Despite its low corporate tax rate, Ireland is ranked among the least tax-competitive countries in the industrialised world, according to this year’s International Tax Competitiveness Index (ITCI) rankings published by the Washington-based Tax Foundation.
The pro-business think tank ranks countries on the basis of corporate, income, consumption and property taxes – headline rates and exemptions – and on the treatment of profits earned by companies overseas.
The latest index ranked Ireland 35th of 38 Organisation for Economic Co-operation and Development (OECD) states in terms of overall tax competitiveness, a fall of seven places on its 2021 ranking of 28.
The poor ranking (only Portugal, Italy and France fared worse) was linked to the State’s relatively high income and dividend taxes “and a relatively narrow VAT base”, it said.

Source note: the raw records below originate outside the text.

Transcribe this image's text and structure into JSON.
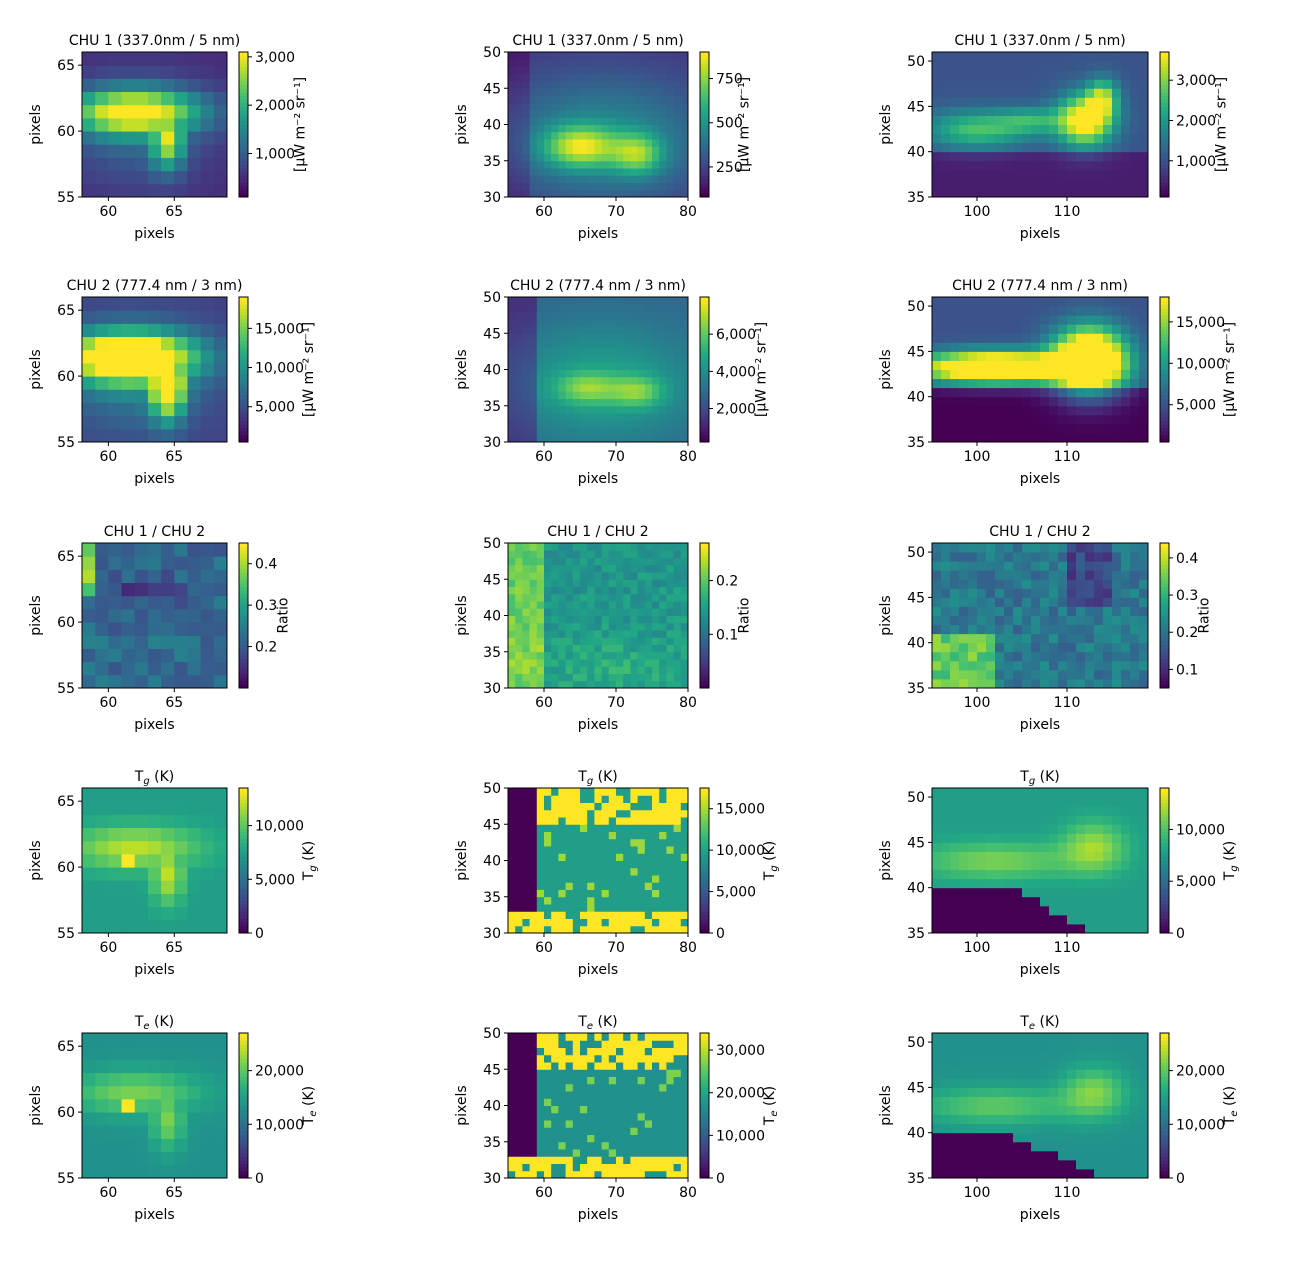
{
  "chart_data": [
    {
      "type": "heatmap",
      "title": "CHU 1 (337.0nm / 5 nm)",
      "xlabel": "pixels",
      "ylabel": "pixels",
      "xlim": [
        58,
        69
      ],
      "ylim": [
        55,
        66
      ],
      "xticks": [
        60,
        65
      ],
      "yticks": [
        55,
        60,
        65
      ],
      "cb_label": "[μW m⁻² sr⁻¹]",
      "cb_range": [
        100,
        3100
      ],
      "cb_ticks": [
        1000,
        2000,
        3000
      ],
      "cb_tick_labels": [
        "1,000",
        "2,000",
        "3,000"
      ]
    },
    {
      "type": "heatmap",
      "title": "CHU 1 (337.0nm / 5 nm)",
      "xlabel": "pixels",
      "ylabel": "pixels",
      "xlim": [
        55,
        80
      ],
      "ylim": [
        30,
        50
      ],
      "xticks": [
        60,
        70,
        80
      ],
      "yticks": [
        30,
        35,
        40,
        45,
        50
      ],
      "cb_label": "[μW m⁻² sr⁻¹]",
      "cb_range": [
        80,
        900
      ],
      "cb_ticks": [
        250,
        500,
        750
      ],
      "cb_tick_labels": [
        "250",
        "500",
        "750"
      ]
    },
    {
      "type": "heatmap",
      "title": "CHU 1 (337.0nm / 5 nm)",
      "xlabel": "pixels",
      "ylabel": "pixels",
      "xlim": [
        95,
        119
      ],
      "ylim": [
        35,
        51
      ],
      "xticks": [
        100,
        110
      ],
      "yticks": [
        35,
        40,
        45,
        50
      ],
      "cb_label": "[μW m⁻² sr⁻¹]",
      "cb_range": [
        100,
        3700
      ],
      "cb_ticks": [
        1000,
        2000,
        3000
      ],
      "cb_tick_labels": [
        "1,000",
        "2,000",
        "3,000"
      ]
    },
    {
      "type": "heatmap",
      "title": "CHU 2 (777.4 nm / 3 nm)",
      "xlabel": "pixels",
      "ylabel": "pixels",
      "xlim": [
        58,
        69
      ],
      "ylim": [
        55,
        66
      ],
      "xticks": [
        60,
        65
      ],
      "yticks": [
        55,
        60,
        65
      ],
      "cb_label": "[μW m⁻² sr⁻¹]",
      "cb_range": [
        500,
        19000
      ],
      "cb_ticks": [
        5000,
        10000,
        15000
      ],
      "cb_tick_labels": [
        "5,000",
        "10,000",
        "15,000"
      ]
    },
    {
      "type": "heatmap",
      "title": "CHU 2 (777.4 nm / 3 nm)",
      "xlabel": "pixels",
      "ylabel": "pixels",
      "xlim": [
        55,
        80
      ],
      "ylim": [
        30,
        50
      ],
      "xticks": [
        60,
        70,
        80
      ],
      "yticks": [
        30,
        35,
        40,
        45,
        50
      ],
      "cb_label": "[μW m⁻² sr⁻¹]",
      "cb_range": [
        200,
        8000
      ],
      "cb_ticks": [
        2000,
        4000,
        6000
      ],
      "cb_tick_labels": [
        "2,000",
        "4,000",
        "6,000"
      ]
    },
    {
      "type": "heatmap",
      "title": "CHU 2 (777.4 nm / 3 nm)",
      "xlabel": "pixels",
      "ylabel": "pixels",
      "xlim": [
        95,
        119
      ],
      "ylim": [
        35,
        51
      ],
      "xticks": [
        100,
        110
      ],
      "yticks": [
        35,
        40,
        45,
        50
      ],
      "cb_label": "[μW m⁻² sr⁻¹]",
      "cb_range": [
        500,
        18000
      ],
      "cb_ticks": [
        5000,
        10000,
        15000
      ],
      "cb_tick_labels": [
        "5,000",
        "10,000",
        "15,000"
      ]
    },
    {
      "type": "heatmap",
      "title": "CHU 1 / CHU 2",
      "xlabel": "pixels",
      "ylabel": "pixels",
      "xlim": [
        58,
        69
      ],
      "ylim": [
        55,
        66
      ],
      "xticks": [
        60,
        65
      ],
      "yticks": [
        55,
        60,
        65
      ],
      "cb_label": "Ratio",
      "cb_range": [
        0.1,
        0.45
      ],
      "cb_ticks": [
        0.2,
        0.3,
        0.4
      ],
      "cb_tick_labels": [
        "0.2",
        "0.3",
        "0.4"
      ]
    },
    {
      "type": "heatmap",
      "title": "CHU 1 / CHU 2",
      "xlabel": "pixels",
      "ylabel": "pixels",
      "xlim": [
        55,
        80
      ],
      "ylim": [
        30,
        50
      ],
      "xticks": [
        60,
        70,
        80
      ],
      "yticks": [
        30,
        35,
        40,
        45,
        50
      ],
      "cb_label": "Ratio",
      "cb_range": [
        0.0,
        0.27
      ],
      "cb_ticks": [
        0.1,
        0.2
      ],
      "cb_tick_labels": [
        "0.1",
        "0.2"
      ]
    },
    {
      "type": "heatmap",
      "title": "CHU 1 / CHU 2",
      "xlabel": "pixels",
      "ylabel": "pixels",
      "xlim": [
        95,
        119
      ],
      "ylim": [
        35,
        51
      ],
      "xticks": [
        100,
        110
      ],
      "yticks": [
        35,
        40,
        45,
        50
      ],
      "cb_label": "Ratio",
      "cb_range": [
        0.05,
        0.44
      ],
      "cb_ticks": [
        0.1,
        0.2,
        0.3,
        0.4
      ],
      "cb_tick_labels": [
        "0.1",
        "0.2",
        "0.3",
        "0.4"
      ]
    },
    {
      "type": "heatmap",
      "title": "T_g (K)",
      "xlabel": "pixels",
      "ylabel": "pixels",
      "xlim": [
        58,
        69
      ],
      "ylim": [
        55,
        66
      ],
      "xticks": [
        60,
        65
      ],
      "yticks": [
        55,
        60,
        65
      ],
      "cb_label": "T_g (K)",
      "cb_range": [
        0,
        13500
      ],
      "cb_ticks": [
        0,
        5000,
        10000
      ],
      "cb_tick_labels": [
        "0",
        "5,000",
        "10,000"
      ]
    },
    {
      "type": "heatmap",
      "title": "T_g (K)",
      "xlabel": "pixels",
      "ylabel": "pixels",
      "xlim": [
        55,
        80
      ],
      "ylim": [
        30,
        50
      ],
      "xticks": [
        60,
        70,
        80
      ],
      "yticks": [
        30,
        35,
        40,
        45,
        50
      ],
      "cb_label": "T_g (K)",
      "cb_range": [
        0,
        17500
      ],
      "cb_ticks": [
        0,
        5000,
        10000,
        15000
      ],
      "cb_tick_labels": [
        "0",
        "5,000",
        "10,000",
        "15,000"
      ]
    },
    {
      "type": "heatmap",
      "title": "T_g (K)",
      "xlabel": "pixels",
      "ylabel": "pixels",
      "xlim": [
        95,
        119
      ],
      "ylim": [
        35,
        51
      ],
      "xticks": [
        100,
        110
      ],
      "yticks": [
        35,
        40,
        45,
        50
      ],
      "cb_label": "T_g (K)",
      "cb_range": [
        0,
        14000
      ],
      "cb_ticks": [
        0,
        5000,
        10000
      ],
      "cb_tick_labels": [
        "0",
        "5,000",
        "10,000"
      ]
    },
    {
      "type": "heatmap",
      "title": "T_e (K)",
      "xlabel": "pixels",
      "ylabel": "pixels",
      "xlim": [
        58,
        69
      ],
      "ylim": [
        55,
        66
      ],
      "xticks": [
        60,
        65
      ],
      "yticks": [
        55,
        60,
        65
      ],
      "cb_label": "T_e (K)",
      "cb_range": [
        0,
        27000
      ],
      "cb_ticks": [
        0,
        10000,
        20000
      ],
      "cb_tick_labels": [
        "0",
        "10,000",
        "20,000"
      ]
    },
    {
      "type": "heatmap",
      "title": "T_e (K)",
      "xlabel": "pixels",
      "ylabel": "pixels",
      "xlim": [
        55,
        80
      ],
      "ylim": [
        30,
        50
      ],
      "xticks": [
        60,
        70,
        80
      ],
      "yticks": [
        30,
        35,
        40,
        45,
        50
      ],
      "cb_label": "T_e (K)",
      "cb_range": [
        0,
        34000
      ],
      "cb_ticks": [
        0,
        10000,
        20000,
        30000
      ],
      "cb_tick_labels": [
        "0",
        "10,000",
        "20,000",
        "30,000"
      ]
    },
    {
      "type": "heatmap",
      "title": "T_e (K)",
      "xlabel": "pixels",
      "ylabel": "pixels",
      "xlim": [
        95,
        119
      ],
      "ylim": [
        35,
        51
      ],
      "xticks": [
        100,
        110
      ],
      "yticks": [
        35,
        40,
        45,
        50
      ],
      "cb_label": "T_e (K)",
      "cb_range": [
        0,
        27000
      ],
      "cb_ticks": [
        0,
        10000,
        20000
      ],
      "cb_tick_labels": [
        "0",
        "10,000",
        "20,000"
      ]
    }
  ]
}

Ireland was ranked as the 4th most competitive when it came to corporate tax but the 37th and 36th most competitive when it came individual taxes and consumption taxes.
The Tax Foundation also noted that the five lowest-ranking countries had relatively high consumption tax rates, with rates of 20 per cent or higher.

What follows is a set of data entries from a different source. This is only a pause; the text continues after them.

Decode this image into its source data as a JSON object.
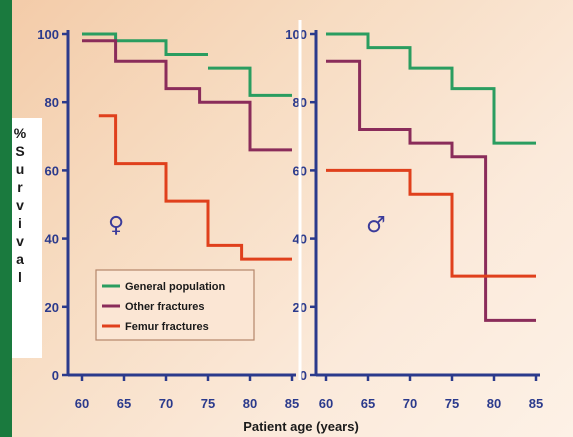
{
  "chart_data": {
    "type": "line",
    "step": true,
    "ylabel": "% Survival",
    "xlabel": "Patient age (years)",
    "ylim": [
      0,
      100
    ],
    "yticks": [
      0,
      20,
      40,
      60,
      80,
      100
    ],
    "xticks": [
      60,
      65,
      70,
      75,
      80,
      85
    ],
    "legend_position": "lower-left of left panel",
    "colors": {
      "General population": "#2a9d60",
      "Other fractures": "#8a2c5a",
      "Femur fractures": "#e0401c",
      "axis": "#2b3a8c"
    },
    "panels": [
      {
        "symbol": "♀",
        "xlim": [
          60,
          85
        ],
        "series": [
          {
            "name": "General population",
            "points": [
              [
                60,
                100
              ],
              [
                64,
                100
              ],
              [
                64,
                98
              ],
              [
                70,
                98
              ],
              [
                70,
                94
              ],
              [
                75,
                94
              ]
            ]
          },
          {
            "name": "General population",
            "points": [
              [
                75,
                90
              ],
              [
                80,
                90
              ],
              [
                80,
                82
              ],
              [
                85,
                82
              ]
            ]
          },
          {
            "name": "Other fractures",
            "points": [
              [
                60,
                98
              ],
              [
                64,
                98
              ],
              [
                64,
                92
              ],
              [
                70,
                92
              ],
              [
                70,
                84
              ],
              [
                74,
                84
              ],
              [
                74,
                80
              ],
              [
                80,
                80
              ],
              [
                80,
                66
              ],
              [
                85,
                66
              ]
            ]
          },
          {
            "name": "Femur fractures",
            "points": [
              [
                62,
                76
              ],
              [
                64,
                76
              ],
              [
                64,
                62
              ],
              [
                70,
                62
              ],
              [
                70,
                51
              ],
              [
                75,
                51
              ],
              [
                75,
                38
              ],
              [
                79,
                38
              ],
              [
                79,
                34
              ],
              [
                85,
                34
              ]
            ]
          }
        ]
      },
      {
        "symbol": "♂",
        "xlim": [
          60,
          85
        ],
        "series": [
          {
            "name": "General population",
            "points": [
              [
                60,
                100
              ],
              [
                65,
                100
              ],
              [
                65,
                96
              ],
              [
                70,
                96
              ],
              [
                70,
                90
              ],
              [
                75,
                90
              ],
              [
                75,
                84
              ],
              [
                80,
                84
              ],
              [
                80,
                68
              ],
              [
                85,
                68
              ]
            ]
          },
          {
            "name": "Other fractures",
            "points": [
              [
                60,
                92
              ],
              [
                64,
                92
              ],
              [
                64,
                72
              ],
              [
                70,
                72
              ],
              [
                70,
                68
              ],
              [
                75,
                68
              ],
              [
                75,
                64
              ],
              [
                79,
                64
              ],
              [
                79,
                16
              ],
              [
                85,
                16
              ]
            ]
          },
          {
            "name": "Femur fractures",
            "points": [
              [
                60,
                60
              ],
              [
                70,
                60
              ],
              [
                70,
                53
              ],
              [
                75,
                53
              ],
              [
                75,
                29
              ],
              [
                85,
                29
              ]
            ]
          }
        ]
      }
    ]
  },
  "legend": [
    {
      "label": "General population",
      "color": "#2a9d60"
    },
    {
      "label": "Other fractures",
      "color": "#8a2c5a"
    },
    {
      "label": "Femur fractures",
      "color": "#e0401c"
    }
  ]
}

The relatively high marginal rates of income tax paid by middle-income workers here have long been seen as anticompetitive and anti-employment by business and tax groups.

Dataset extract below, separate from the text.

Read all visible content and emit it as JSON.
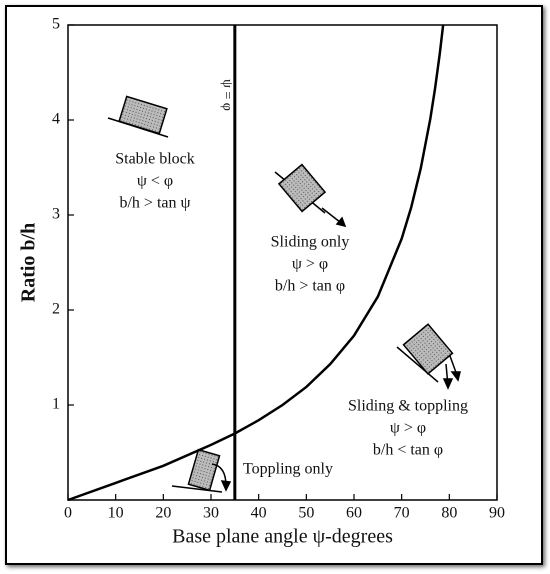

At present, the higher 40 per cent income tax rate kicks in on earnings above €36,800 for a single person. As part of changes announced in the budget, the top tax rate will now only apply to income above €40,000.
For the ninth year in a row, Estonia was found to have the best tax code in the OECD, according to the foundation’s rankings.
The Baltic nation’s top score was driven by “four positive features”, including a corporate tax rate of 20 per cent, a flat 20 per cent tax on individual income that does not apply to personal dividend income, and a property tax that only applies to the value of land, rather than to the value of real property or capital.
At the other end of the rankings, France was deemed to have the least competitive tax system in the OECD.
The Tax Foundation said that France had a wealth tax on real estate, a financial transaction tax and an inheritance tax. It also noted that the French VAT covers less than 50 per cent of final consumption, “revealing both policy and enforcement gaps”.
“According to research from the OECD, corporate taxes are most harmful for economic growth, with personal income taxes and consumption taxes being less harmful,” the Tax Foundation said.
“Taxes on immovable property have the smallest impact on growth,” it added. “A tax code that is competitive and neutral promotes sustainable economic growth and investment while raising sufficient revenue for government priorities.”